Lately I’ve been paying a lot more attention to those Ghost shows on TV. You know, the ones where everybody is holding some sort of Ghost-Buster-style PKE (psycho kinetic energy) detector. In the low light everybody looks green ,with glowing eyes. Then, ALL OF A SUDDDEN, the camera fast pans to a chair in the corner where “somebody saw something”. Cut to commercial. When we come back from the commercial break we see most of the same footage again and the narrator asks, in forty different ways, if what they saw was a ghost. That’s entertainment?
I’m not against ghost shows, but I’d much rather tune in to watch real people take on the challenge of spending a night or two all alone in a haunted place. Here’s how it would work. We take our victim to a remote location, preferably at least 5 or 10 miles away from any type of civilization, and drop him/her in a house or a cabin to spend the night. On the way out the victim is informed of the haunted history of the place, along with the names and documented appearances of any ghosts that inhabit it. We rig cameras everywhere, drive away, and let the fun begin.

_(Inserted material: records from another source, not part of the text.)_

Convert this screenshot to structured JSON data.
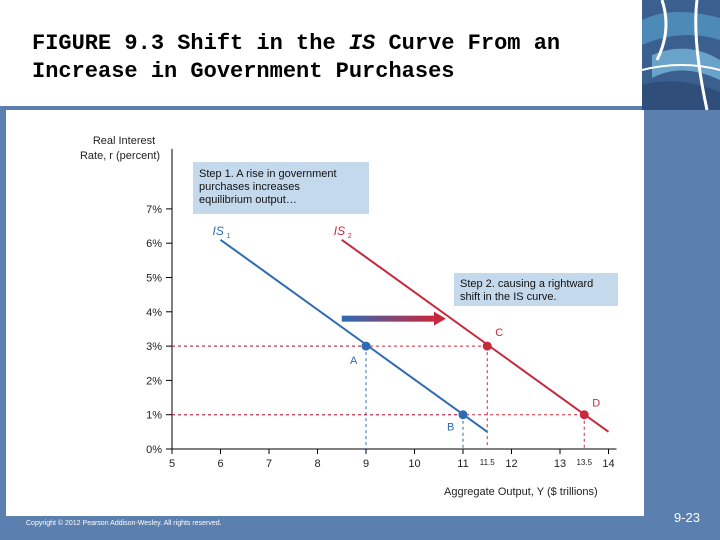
{
  "slide": {
    "title_prefix": "FIGURE 9.3  Shift in the ",
    "title_italic": "IS",
    "title_suffix": " Curve From an Increase in Government Purchases",
    "copyright": "Copyright © 2012 Pearson Addison-Wesley. All rights reserved.",
    "page_number": "9-23",
    "frame_color": "#5b7fae"
  },
  "chart_data": {
    "type": "line",
    "ylabel_line1": "Real Interest",
    "ylabel_line2": "Rate, r (percent)",
    "xlabel": "Aggregate Output, Y ($ trillions)",
    "xlim": [
      5,
      14
    ],
    "ylim": [
      0,
      7
    ],
    "x_ticks": [
      5,
      6,
      7,
      8,
      9,
      10,
      11,
      12,
      13,
      14
    ],
    "y_ticks": [
      0,
      1,
      2,
      3,
      4,
      5,
      6,
      7
    ],
    "y_tick_labels": [
      "0%",
      "1%",
      "2%",
      "3%",
      "4%",
      "5%",
      "6%",
      "7%"
    ],
    "extra_x_ticks": [
      {
        "value": 11.5,
        "label": "11.5"
      },
      {
        "value": 13.5,
        "label": "13.5"
      }
    ],
    "series": [
      {
        "name": "IS",
        "subscript": "1",
        "color": "#2e6bb4",
        "x": [
          6,
          11.5
        ],
        "y": [
          6.1,
          0.5
        ]
      },
      {
        "name": "IS",
        "subscript": "2",
        "color": "#c8283e",
        "x": [
          8.5,
          14
        ],
        "y": [
          6.1,
          0.5
        ]
      }
    ],
    "points": [
      {
        "label": "A",
        "x": 9,
        "y": 3,
        "color": "#2e6bb4"
      },
      {
        "label": "B",
        "x": 11,
        "y": 1,
        "color": "#2e6bb4"
      },
      {
        "label": "C",
        "x": 11.5,
        "y": 3,
        "color": "#c8283e"
      },
      {
        "label": "D",
        "x": 13.5,
        "y": 1,
        "color": "#c8283e"
      }
    ],
    "shift_arrow": {
      "x_from": 8.5,
      "x_to": 10.4,
      "y": 3.8
    },
    "annotations": [
      {
        "lines": [
          "Step 1. A rise in government",
          "purchases increases",
          "equilibrium output…"
        ]
      },
      {
        "lines": [
          "Step 2. causing a rightward",
          "shift in the IS curve."
        ]
      }
    ],
    "guide_color_blue": "#2e6bb4",
    "guide_color_red": "#c8283e",
    "box_color": "#c5d9ec",
    "grid": false
  }
}
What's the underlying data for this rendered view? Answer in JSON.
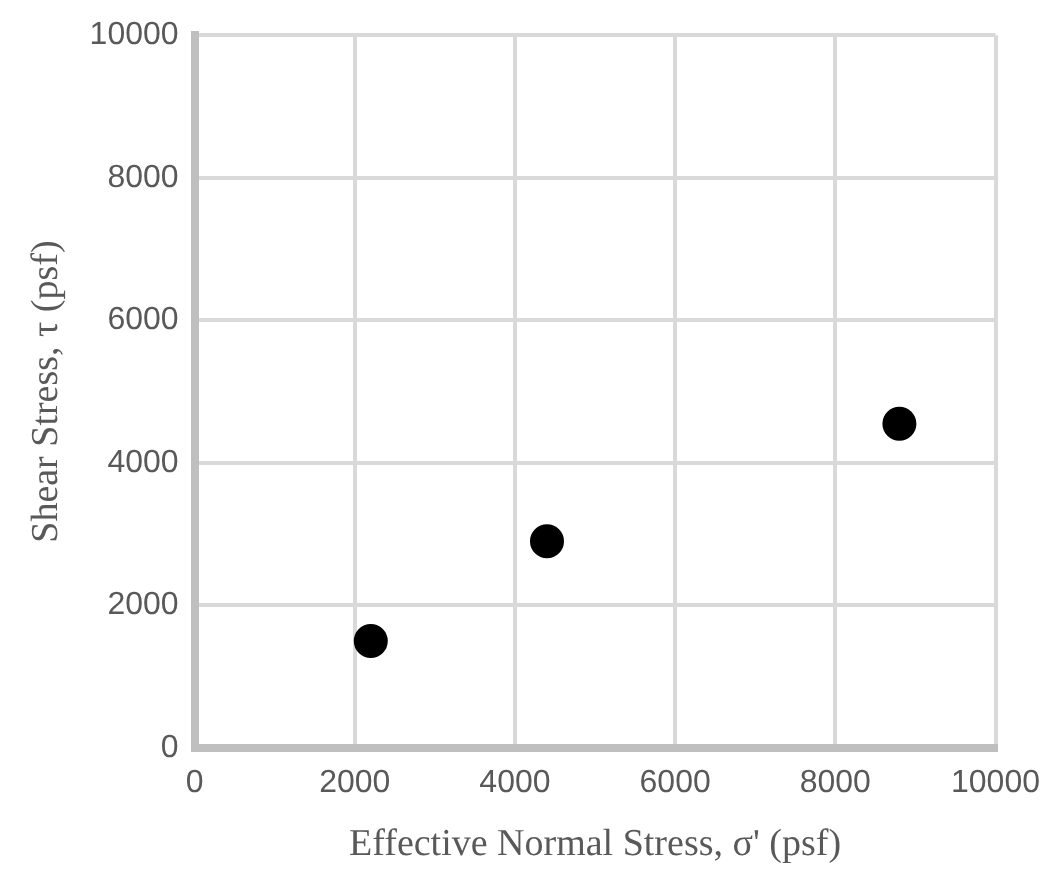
{
  "chart_data": {
    "type": "scatter",
    "xlabel": "Effective Normal Stress, σ' (psf)",
    "ylabel": "Shear Stress, τ (psf)",
    "x": [
      2200,
      4400,
      8800
    ],
    "values": [
      1500,
      2900,
      4550
    ],
    "color": "#000000",
    "marker": "circle",
    "xlim": [
      0,
      10000
    ],
    "xticks": [
      0,
      2000,
      4000,
      6000,
      8000,
      10000
    ],
    "ylim": [
      0,
      10000
    ],
    "yticks": [
      0,
      2000,
      4000,
      6000,
      8000,
      10000
    ],
    "grid": true,
    "legend": false
  }
}
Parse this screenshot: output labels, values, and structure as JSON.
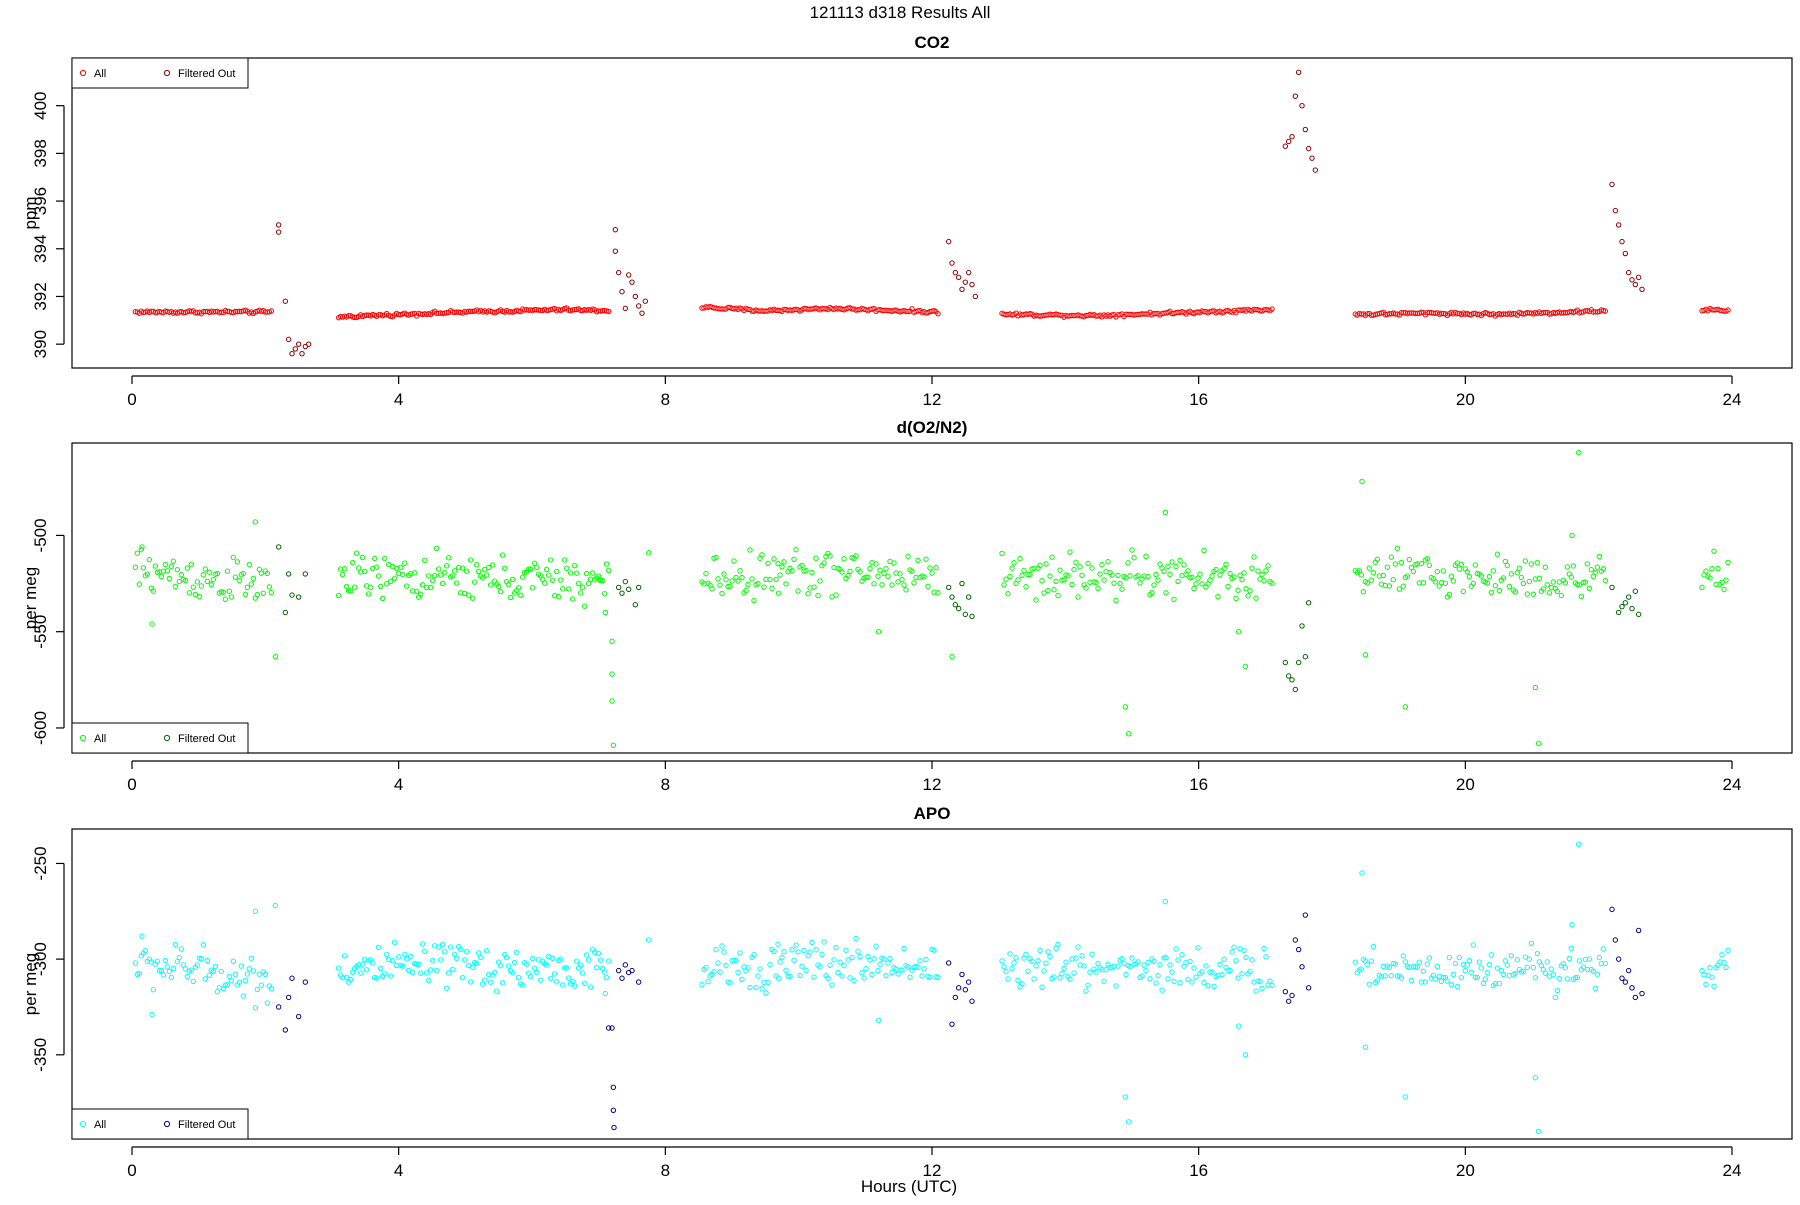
{
  "figure_title": "121113   d318   Results All",
  "x_axis_label": "Hours (UTC)",
  "colors": {
    "co2_all": "#ff0000",
    "co2_filtered": "#8b0000",
    "o2_all": "#00ff00",
    "o2_filtered": "#006400",
    "apo_all": "#00ffff",
    "apo_filtered": "#00008b"
  },
  "chart_data": [
    {
      "type": "scatter",
      "title": "CO2",
      "xlabel": "",
      "ylabel": "ppm",
      "xlim": [
        -0.9,
        24.9
      ],
      "ylim": [
        389.0,
        402.0
      ],
      "xticks": [
        0,
        4,
        8,
        12,
        16,
        20,
        24
      ],
      "yticks": [
        390,
        392,
        394,
        396,
        398,
        400
      ],
      "legend": {
        "placement": "top-left",
        "entries": [
          "All",
          "Filtered Out"
        ]
      },
      "baseline": [
        [
          0.05,
          391.35
        ],
        [
          2.1,
          391.35
        ],
        [
          3.1,
          391.15
        ],
        [
          5.0,
          391.35
        ],
        [
          6.5,
          391.45
        ],
        [
          7.15,
          391.4
        ],
        [
          8.55,
          391.55
        ],
        [
          9.5,
          391.4
        ],
        [
          10.5,
          391.5
        ],
        [
          12.1,
          391.35
        ],
        [
          13.05,
          391.25
        ],
        [
          14.5,
          391.2
        ],
        [
          16.0,
          391.35
        ],
        [
          17.1,
          391.45
        ],
        [
          18.35,
          391.25
        ],
        [
          19.5,
          391.3
        ],
        [
          20.5,
          391.25
        ],
        [
          22.1,
          391.4
        ],
        [
          23.55,
          391.45
        ],
        [
          23.95,
          391.4
        ]
      ],
      "series": [
        {
          "name": "All",
          "segments": [
            [
              0.05,
              2.1
            ],
            [
              3.1,
              7.15
            ],
            [
              8.55,
              12.1
            ],
            [
              13.05,
              17.1
            ],
            [
              18.35,
              22.1
            ],
            [
              23.55,
              23.95
            ]
          ],
          "noise": 0.05
        },
        {
          "name": "Filtered Out",
          "points": [
            [
              2.2,
              395.0
            ],
            [
              2.2,
              394.7
            ],
            [
              2.3,
              391.8
            ],
            [
              2.35,
              390.2
            ],
            [
              2.4,
              389.6
            ],
            [
              2.45,
              389.8
            ],
            [
              2.5,
              390.0
            ],
            [
              2.55,
              389.6
            ],
            [
              2.6,
              389.9
            ],
            [
              2.65,
              390.0
            ],
            [
              7.25,
              394.8
            ],
            [
              7.25,
              393.9
            ],
            [
              7.3,
              393.0
            ],
            [
              7.35,
              392.2
            ],
            [
              7.4,
              391.5
            ],
            [
              7.45,
              392.9
            ],
            [
              7.5,
              392.6
            ],
            [
              7.55,
              392.0
            ],
            [
              7.6,
              391.6
            ],
            [
              7.65,
              391.3
            ],
            [
              7.7,
              391.8
            ],
            [
              12.25,
              394.3
            ],
            [
              12.3,
              393.4
            ],
            [
              12.35,
              393.0
            ],
            [
              12.4,
              392.8
            ],
            [
              12.45,
              392.3
            ],
            [
              12.5,
              392.6
            ],
            [
              12.55,
              393.0
            ],
            [
              12.6,
              392.5
            ],
            [
              12.65,
              392.0
            ],
            [
              17.3,
              398.3
            ],
            [
              17.35,
              398.5
            ],
            [
              17.4,
              398.7
            ],
            [
              17.45,
              400.4
            ],
            [
              17.5,
              401.4
            ],
            [
              17.55,
              400.0
            ],
            [
              17.6,
              399.0
            ],
            [
              17.65,
              398.2
            ],
            [
              17.7,
              397.8
            ],
            [
              17.75,
              397.3
            ],
            [
              22.2,
              396.7
            ],
            [
              22.25,
              395.6
            ],
            [
              22.3,
              395.0
            ],
            [
              22.35,
              394.3
            ],
            [
              22.4,
              393.8
            ],
            [
              22.45,
              393.0
            ],
            [
              22.5,
              392.7
            ],
            [
              22.55,
              392.5
            ],
            [
              22.6,
              392.8
            ],
            [
              22.65,
              392.3
            ]
          ]
        }
      ]
    },
    {
      "type": "scatter",
      "title": "d(O2/N2)",
      "xlabel": "",
      "ylabel": "per meg",
      "xlim": [
        -0.9,
        24.9
      ],
      "ylim": [
        -613,
        -452
      ],
      "xticks": [
        0,
        4,
        8,
        12,
        16,
        20,
        24
      ],
      "yticks": [
        -500,
        -550,
        -600
      ],
      "legend": {
        "placement": "bottom-left",
        "entries": [
          "All",
          "Filtered Out"
        ]
      },
      "baseline": [
        [
          0.05,
          -518
        ],
        [
          1.0,
          -522
        ],
        [
          2.1,
          -526
        ],
        [
          3.1,
          -522
        ],
        [
          5.0,
          -522
        ],
        [
          7.0,
          -524
        ],
        [
          7.15,
          -524
        ],
        [
          8.55,
          -523
        ],
        [
          10.0,
          -519
        ],
        [
          12.1,
          -520
        ],
        [
          13.05,
          -521
        ],
        [
          15.0,
          -521
        ],
        [
          17.1,
          -523
        ],
        [
          18.35,
          -521
        ],
        [
          20.0,
          -521
        ],
        [
          22.1,
          -523
        ],
        [
          23.55,
          -522
        ],
        [
          23.95,
          -520
        ]
      ],
      "series": [
        {
          "name": "All",
          "segments": [
            [
              0.05,
              2.1
            ],
            [
              3.1,
              7.15
            ],
            [
              8.55,
              12.1
            ],
            [
              13.05,
              17.1
            ],
            [
              18.35,
              22.1
            ],
            [
              23.55,
              23.95
            ]
          ],
          "noise": 9,
          "outliers": [
            [
              0.15,
              -506
            ],
            [
              0.3,
              -546
            ],
            [
              1.85,
              -493
            ],
            [
              2.15,
              -563
            ],
            [
              7.2,
              -555
            ],
            [
              7.2,
              -572
            ],
            [
              7.2,
              -586
            ],
            [
              7.22,
              -609
            ],
            [
              7.1,
              -540
            ],
            [
              7.75,
              -509
            ],
            [
              9.7,
              -530
            ],
            [
              11.2,
              -550
            ],
            [
              12.3,
              -563
            ],
            [
              14.9,
              -589
            ],
            [
              14.95,
              -603
            ],
            [
              15.5,
              -488
            ],
            [
              16.7,
              -568
            ],
            [
              16.6,
              -550
            ],
            [
              18.45,
              -472
            ],
            [
              18.5,
              -562
            ],
            [
              19.1,
              -589
            ],
            [
              21.05,
              -579
            ],
            [
              21.1,
              -608
            ],
            [
              21.7,
              -457
            ],
            [
              21.6,
              -500
            ]
          ]
        },
        {
          "name": "Filtered Out",
          "points": [
            [
              2.2,
              -506
            ],
            [
              2.3,
              -540
            ],
            [
              2.35,
              -520
            ],
            [
              2.4,
              -531
            ],
            [
              2.5,
              -532
            ],
            [
              2.6,
              -520
            ],
            [
              7.3,
              -527
            ],
            [
              7.35,
              -530
            ],
            [
              7.4,
              -524
            ],
            [
              7.45,
              -528
            ],
            [
              7.55,
              -536
            ],
            [
              7.6,
              -527
            ],
            [
              12.25,
              -527
            ],
            [
              12.3,
              -532
            ],
            [
              12.35,
              -536
            ],
            [
              12.4,
              -538
            ],
            [
              12.45,
              -525
            ],
            [
              12.5,
              -541
            ],
            [
              12.55,
              -532
            ],
            [
              12.6,
              -542
            ],
            [
              17.3,
              -566
            ],
            [
              17.35,
              -573
            ],
            [
              17.4,
              -575
            ],
            [
              17.45,
              -580
            ],
            [
              17.5,
              -566
            ],
            [
              17.55,
              -547
            ],
            [
              17.6,
              -563
            ],
            [
              17.65,
              -535
            ],
            [
              22.2,
              -527
            ],
            [
              22.3,
              -540
            ],
            [
              22.35,
              -537
            ],
            [
              22.4,
              -535
            ],
            [
              22.45,
              -532
            ],
            [
              22.5,
              -538
            ],
            [
              22.55,
              -529
            ],
            [
              22.6,
              -541
            ]
          ]
        }
      ]
    },
    {
      "type": "scatter",
      "title": "APO",
      "xlabel": "Hours (UTC)",
      "ylabel": "per meg",
      "xlim": [
        -0.9,
        24.9
      ],
      "ylim": [
        -394,
        -232
      ],
      "xticks": [
        0,
        4,
        8,
        12,
        16,
        20,
        24
      ],
      "yticks": [
        -250,
        -300,
        -350
      ],
      "legend": {
        "placement": "bottom-left",
        "entries": [
          "All",
          "Filtered Out"
        ]
      },
      "baseline": [
        [
          0.05,
          -303
        ],
        [
          1.0,
          -305
        ],
        [
          2.1,
          -312
        ],
        [
          3.1,
          -305
        ],
        [
          5.0,
          -304
        ],
        [
          7.0,
          -306
        ],
        [
          7.15,
          -306
        ],
        [
          8.55,
          -306
        ],
        [
          10.0,
          -302
        ],
        [
          12.1,
          -303
        ],
        [
          13.05,
          -305
        ],
        [
          15.0,
          -304
        ],
        [
          17.1,
          -306
        ],
        [
          18.35,
          -305
        ],
        [
          20.0,
          -305
        ],
        [
          22.1,
          -304
        ],
        [
          23.55,
          -305
        ],
        [
          23.95,
          -302
        ]
      ],
      "series": [
        {
          "name": "All",
          "segments": [
            [
              0.05,
              2.1
            ],
            [
              3.1,
              7.15
            ],
            [
              8.55,
              12.1
            ],
            [
              13.05,
              17.1
            ],
            [
              18.35,
              22.1
            ],
            [
              23.55,
              23.95
            ]
          ],
          "noise": 9,
          "outliers": [
            [
              0.15,
              -288
            ],
            [
              0.3,
              -329
            ],
            [
              1.85,
              -275
            ],
            [
              2.15,
              -272
            ],
            [
              7.1,
              -318
            ],
            [
              7.75,
              -290
            ],
            [
              9.7,
              -310
            ],
            [
              11.2,
              -332
            ],
            [
              14.9,
              -372
            ],
            [
              14.95,
              -385
            ],
            [
              15.5,
              -270
            ],
            [
              16.7,
              -350
            ],
            [
              16.6,
              -335
            ],
            [
              18.45,
              -255
            ],
            [
              18.5,
              -346
            ],
            [
              19.1,
              -372
            ],
            [
              21.05,
              -362
            ],
            [
              21.1,
              -390
            ],
            [
              21.7,
              -240
            ],
            [
              21.6,
              -282
            ]
          ]
        },
        {
          "name": "Filtered Out",
          "points": [
            [
              2.2,
              -325
            ],
            [
              2.3,
              -337
            ],
            [
              2.35,
              -320
            ],
            [
              2.4,
              -310
            ],
            [
              2.5,
              -330
            ],
            [
              2.6,
              -312
            ],
            [
              7.15,
              -336
            ],
            [
              7.2,
              -336
            ],
            [
              7.22,
              -367
            ],
            [
              7.22,
              -379
            ],
            [
              7.23,
              -388
            ],
            [
              7.3,
              -306
            ],
            [
              7.35,
              -310
            ],
            [
              7.4,
              -303
            ],
            [
              7.45,
              -307
            ],
            [
              7.5,
              -306
            ],
            [
              7.6,
              -312
            ],
            [
              12.25,
              -302
            ],
            [
              12.3,
              -334
            ],
            [
              12.35,
              -320
            ],
            [
              12.4,
              -315
            ],
            [
              12.45,
              -308
            ],
            [
              12.5,
              -316
            ],
            [
              12.55,
              -312
            ],
            [
              12.6,
              -322
            ],
            [
              17.3,
              -317
            ],
            [
              17.35,
              -322
            ],
            [
              17.4,
              -319
            ],
            [
              17.45,
              -290
            ],
            [
              17.5,
              -295
            ],
            [
              17.55,
              -304
            ],
            [
              17.6,
              -277
            ],
            [
              17.65,
              -315
            ],
            [
              22.2,
              -274
            ],
            [
              22.25,
              -290
            ],
            [
              22.3,
              -300
            ],
            [
              22.35,
              -310
            ],
            [
              22.4,
              -312
            ],
            [
              22.45,
              -306
            ],
            [
              22.5,
              -315
            ],
            [
              22.55,
              -320
            ],
            [
              22.6,
              -285
            ],
            [
              22.65,
              -318
            ]
          ]
        }
      ]
    }
  ]
}
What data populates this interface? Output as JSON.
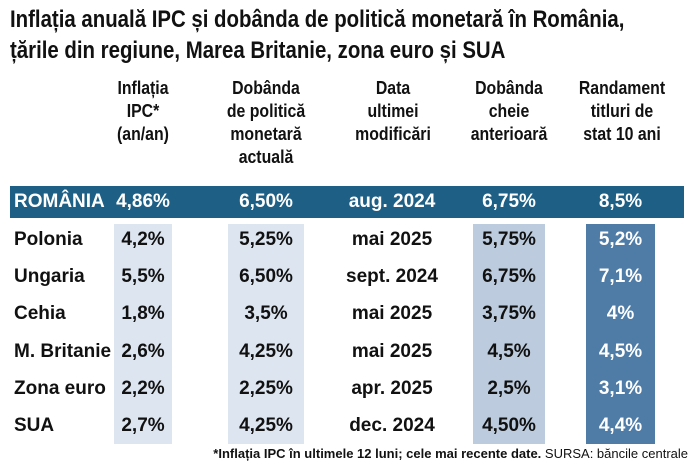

Even if no ghosts show up, how freaked out could one person get when they are truly alone in the dark? I know, first hand. One night, in just such a remote cabin, I was sleeping alone in a bed. In the same room, one bed over, a couple of my buddies were slumbering (they drew the short straws and had to share a bed). The generator was off. There was no moon. It was DARK in the room. In the middle of the night I felt the unmistakable presence of a giant tarantula crawling up my thigh. I woke up screaming, leaped to my feet, and dove across the space to land on my buddies. “SPIDER! HUGE SPIDER!!” After they recovered from the shock of me jumping on them we got out the flashlights to find the beast.
Nothing. There was definitely no spider in the room of any size. I thought about it for a while and then recalled the position I had been sleeping in: fetal,with my hands straight down, right next to my thighs. I was the spider. Or, rather, my fingers and brain had conjured it in the dark, eerie silence of the cabin. I’m just glad I didn’t have a gun. What if I had tried to shoot it?
So that’s my formula for a ghost show. Plant the idea, isolate the person, and let their imagination take them where it will. Any volunteers?